The law did not enjoy popular support among Christians, but it was ratified by the government. New antisemitic laws were promulgated in 1942. One of them required Jews to wear the dreaded yellow star in public.

Alexander Belev

Bowing to German pressure, Bulgaria agreed to deport 20,000 Jews to Nazi-occupied Poland. The agreement was jointly signed in 1943 by Alexander Belev, the Commissioner for Jewish Affairs, and by Theodor Dennecker, a senior SS official.

Twelve thousand Jews from Bulgarian-occupied Thrace and Macedonia were deported and killed in Nazi extermination camps.

Bulgaria was prepared to deport a further 8,000 Jews, all Bulgarian citizens. They were to board trains from the town of Kyustendil, but the order was delayed due to resistance from the municipality. It was officially cancelled by the minister of interior after protests were sent to the cabinet, parliament and King Boris III by unions representing writers, lawyers and physicians. The head of the Orthodox Church, Stephen of Sofia, a friend of the chief rabbi, Dan Ziyon, objected as well.

Flabbergasted by this turn of events, the German ambassador in Sofia, Adolf-Heinz Beckerle, wrote a letter to a colleague in Berlin which, in part, read: “I beg you to believe me that my service is doing everything possible to reach a final solution to the Jewish question in conformity with decisions taken. I am deeply convinced that the prime minister and the Bulgarian government also desire a final settlement of the Jewish problem and are trying to reach it. But they are forced to take into account the mentality of the Bulgarian people, who lack the ideological and conceptions that we have. Having grown up among Turks, Jews, Armenians, the Bulgarian people have not observed in the Jews faults which would warrant special measures against them.”

The wave of protests, however, did not deter the Bulgarian regime from ratcheting up the persecution of Jews. In June of 1943, all Jews were ordered to leave Sofia for towns in the provinces.

King Boris III of Bulgaria meets Adolf Hitler in Berlin

The role of King Boris III in the disenfranchisement of Jews remains unclear, Haskell contends. Supporters claim he delayed the anti-Jewish edicts for as long as he could. Detractors argue he knew exactly what was happening. The bottom line is that he had “no great love” for Jews and regarded them as bargaining chips.

As Haskell writes, “With each battle lost, the (Bulgarian) government became more aware of the possible consequences of its anti-Jewish measures. In November 1943, a new cabinet was formed, headed by Dobri Bozhilov, which began to make concessions on matters affecting Jews. At the same time, it was secretly sounding out the Allies on possible agreements.”

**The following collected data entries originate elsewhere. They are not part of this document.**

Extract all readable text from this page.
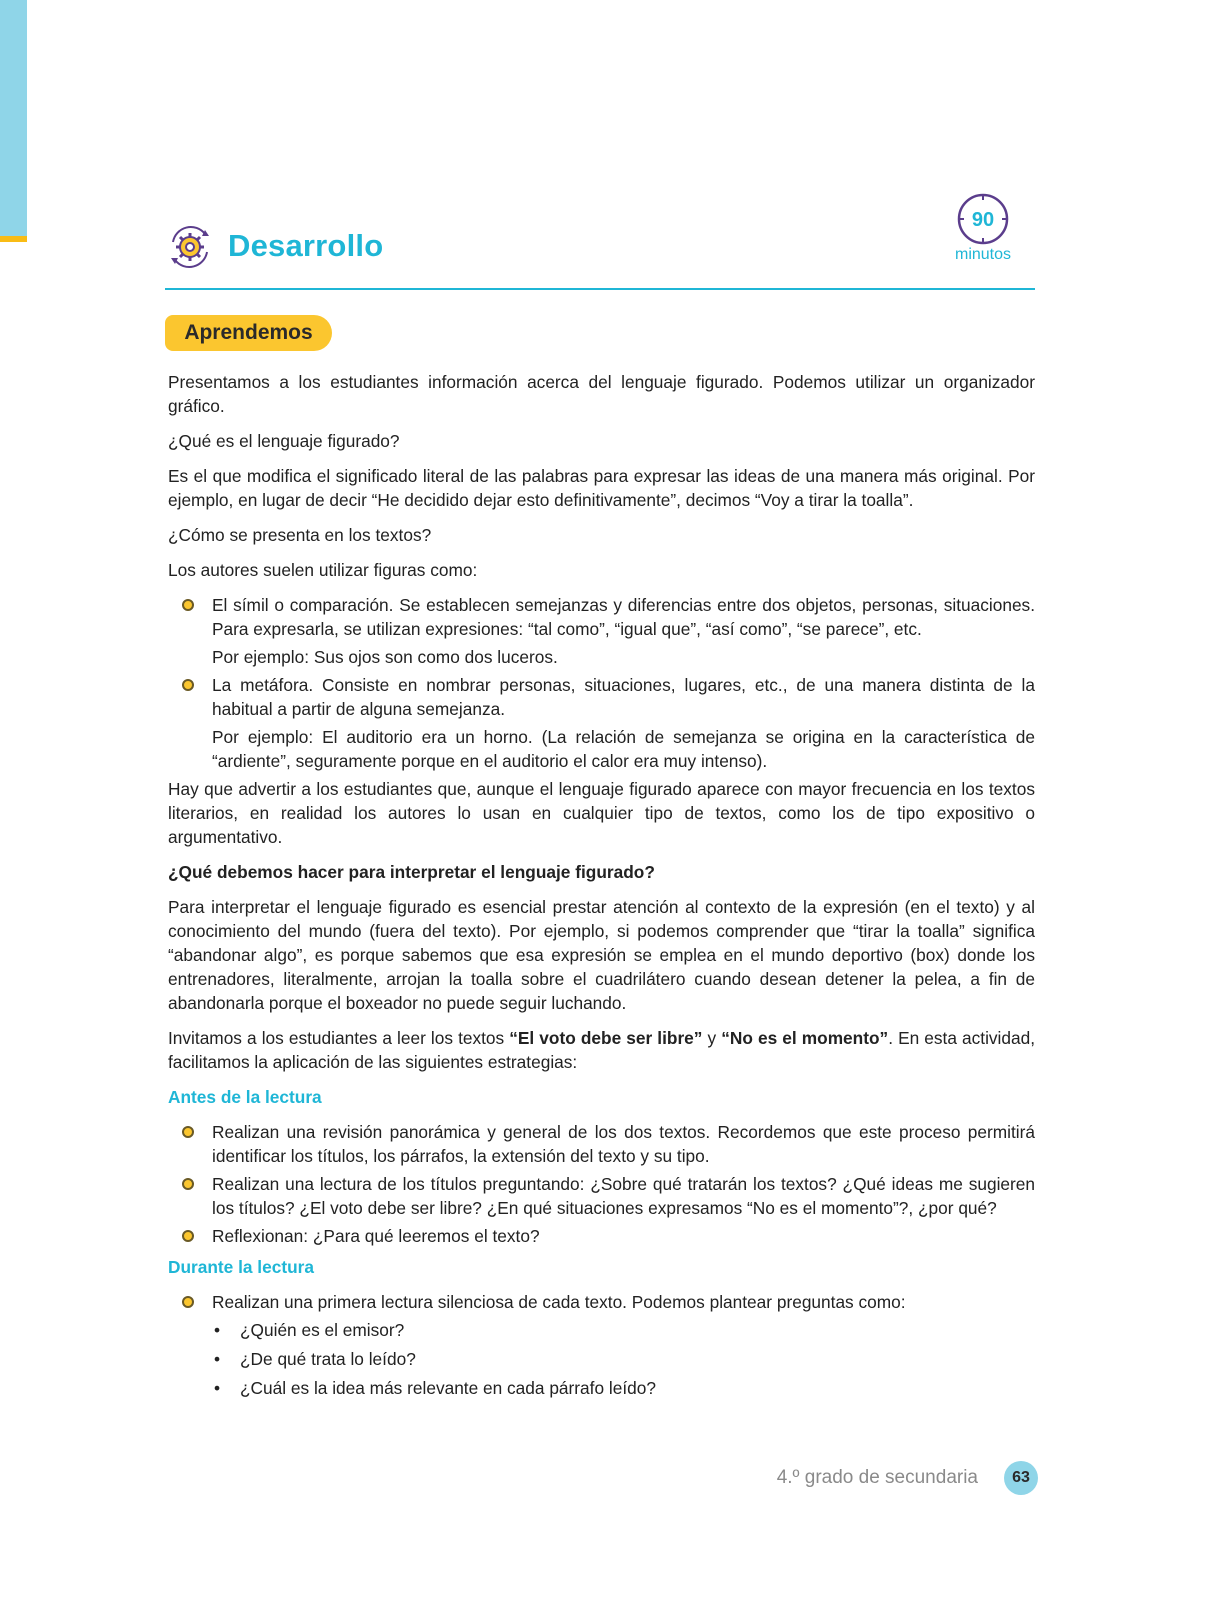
Desarrollo
90
minutos
Aprendemos

Presentamos a los estudiantes información acerca del lenguaje figurado. Podemos utilizar un organizador gráfico.

¿Qué es el lenguaje figurado?

Es el que modifica el significado literal de las palabras para expresar las ideas de una manera más original. Por ejemplo, en lugar de decir “He decidido dejar esto definitivamente”, decimos “Voy a tirar la toalla”.

¿Cómo se presenta en los textos?

Los autores suelen utilizar figuras como:

El símil o comparación. Se establecen semejanzas y diferencias entre dos objetos, personas, situaciones. Para expresarla, se utilizan expresiones: “tal como”, “igual que”, “así como”, “se parece”, etc.
Por ejemplo: Sus ojos son como dos luceros.
La metáfora. Consiste en nombrar personas, situaciones, lugares, etc., de una manera distinta de la habitual a partir de alguna semejanza.
Por ejemplo: El auditorio era un horno. (La relación de semejanza se origina en la característica de “ardiente”, seguramente porque en el auditorio el calor era muy intenso).

Hay que advertir a los estudiantes que, aunque el lenguaje figurado aparece con mayor frecuencia en los textos literarios, en realidad los autores lo usan en cualquier tipo de textos, como los de tipo expositivo o argumentativo.

¿Qué debemos hacer para interpretar el lenguaje figurado?

Para interpretar el lenguaje figurado es esencial prestar atención al contexto de la expresión (en el texto) y al conocimiento del mundo (fuera del texto). Por ejemplo, si podemos comprender que “tirar la toalla” significa “abandonar algo”, es porque sabemos que esa expresión se emplea en el mundo deportivo (box) donde los entrenadores, literalmente, arrojan la toalla sobre el cuadrilátero cuando desean detener la pelea, a fin de abandonarla porque el boxeador no puede seguir luchando.

Invitamos a los estudiantes a leer los textos “El voto debe ser libre” y “No es el momento”. En esta actividad, facilitamos la aplicación de las siguientes estrategias:

Antes de la lectura
Realizan una revisión panorámica y general de los dos textos. Recordemos que este proceso permitirá identificar los títulos, los párrafos, la extensión del texto y su tipo.
Realizan una lectura de los títulos preguntando: ¿Sobre qué tratarán los textos? ¿Qué ideas me sugieren los títulos? ¿El voto debe ser libre? ¿En qué situaciones expresamos “No es el momento”?, ¿por qué?
Reflexionan: ¿Para qué leeremos el texto?
Durante la lectura
Realizan una primera lectura silenciosa de cada texto. Podemos plantear preguntas como:
• ¿Quién es el emisor?
• ¿De qué trata lo leído?
• ¿Cuál es la idea más relevante en cada párrafo leído?
4.º grado de secundaria	63
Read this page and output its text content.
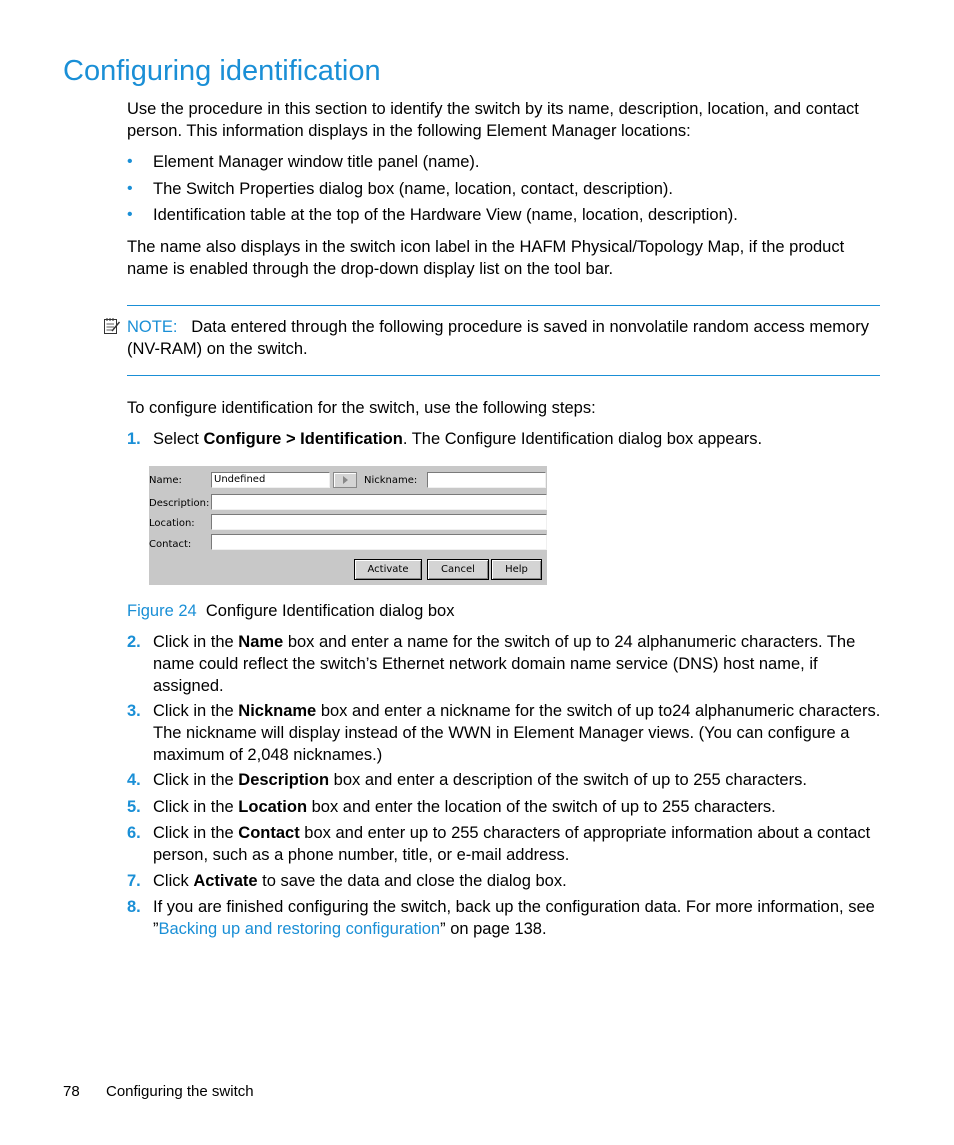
Configuring identification
Use the procedure in this section to identify the switch by its name, description, location, and contact person. This information displays in the following Element Manager locations:
• Element Manager window title panel (name).
• The Switch Properties dialog box (name, location, contact, description).
• Identification table at the top of the Hardware View (name, location, description).
The name also displays in the switch icon label in the HAFM Physical/Topology Map, if the product name is enabled through the drop-down display list on the tool bar.
NOTE: Data entered through the following procedure is saved in nonvolatile random access memory (NV-RAM) on the switch.
To configure identification for the switch, use the following steps:
1. Select Configure > Identification. The Configure Identification dialog box appears.
Name:	Undefined	Nickname:
Description:
Location:
Contact:
Activate	Cancel	Help
Figure 24 Configure Identification dialog box
2. Click in the Name box and enter a name for the switch of up to 24 alphanumeric characters. The name could reflect the switch’s Ethernet network domain name service (DNS) host name, if assigned.
3. Click in the Nickname box and enter a nickname for the switch of up to24 alphanumeric characters. The nickname will display instead of the WWN in Element Manager views. (You can configure a maximum of 2,048 nicknames.)
4. Click in the Description box and enter a description of the switch of up to 255 characters.
5. Click in the Location box and enter the location of the switch of up to 255 characters.
6. Click in the Contact box and enter up to 255 characters of appropriate information about a contact person, such as a phone number, title, or e-mail address.
7. Click Activate to save the data and close the dialog box.
8. If you are finished configuring the switch, back up the configuration data. For more information, see ”Backing up and restoring configuration” on page 138.
78 Configuring the switch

Allied bombings of Bulgarian cities in January 1944 created panic and discontent, prompting Bulgaria to drop its plan to deport Jews. And with the Soviet army poised on its borders, Bulgaria abolished its antisemitic laws altogether.

Yet, as Haskell observes, the damage Bulgaria inflicted on its Jewish citizens was immense: “Although not deported to the death camps, the Jews were severely persecuted, and their lives were completely disrupted. They were threatened with imminent extermination and forced into banishment, forced labor and poverty.”

Georgi Dimitrov

With the Communist Party in charge during the postwar period, Jews experienced still more stress and strain. The prime minister, Georgi Dimitrov, denounced the Holocaust, referring to Jews as “our Jewish brothers.” But he urged Jews to assimilate. “The greatest duty of the Jewish people is not to be different, but to participate in the most active and loyal way with all their might and ability in the construction of our homeland.”

Jewish communists, a tiny minority among Bulgarian Jews, endorsed his vision, but most Jews disagreed with it. As Haskell puts it, “Having maintained a vigorous and independent life on Bulgarian soil for over a millennium-and-a-half, and having just emerged from the clutches of oppression and threatened extinction, Jews had a different agenda.”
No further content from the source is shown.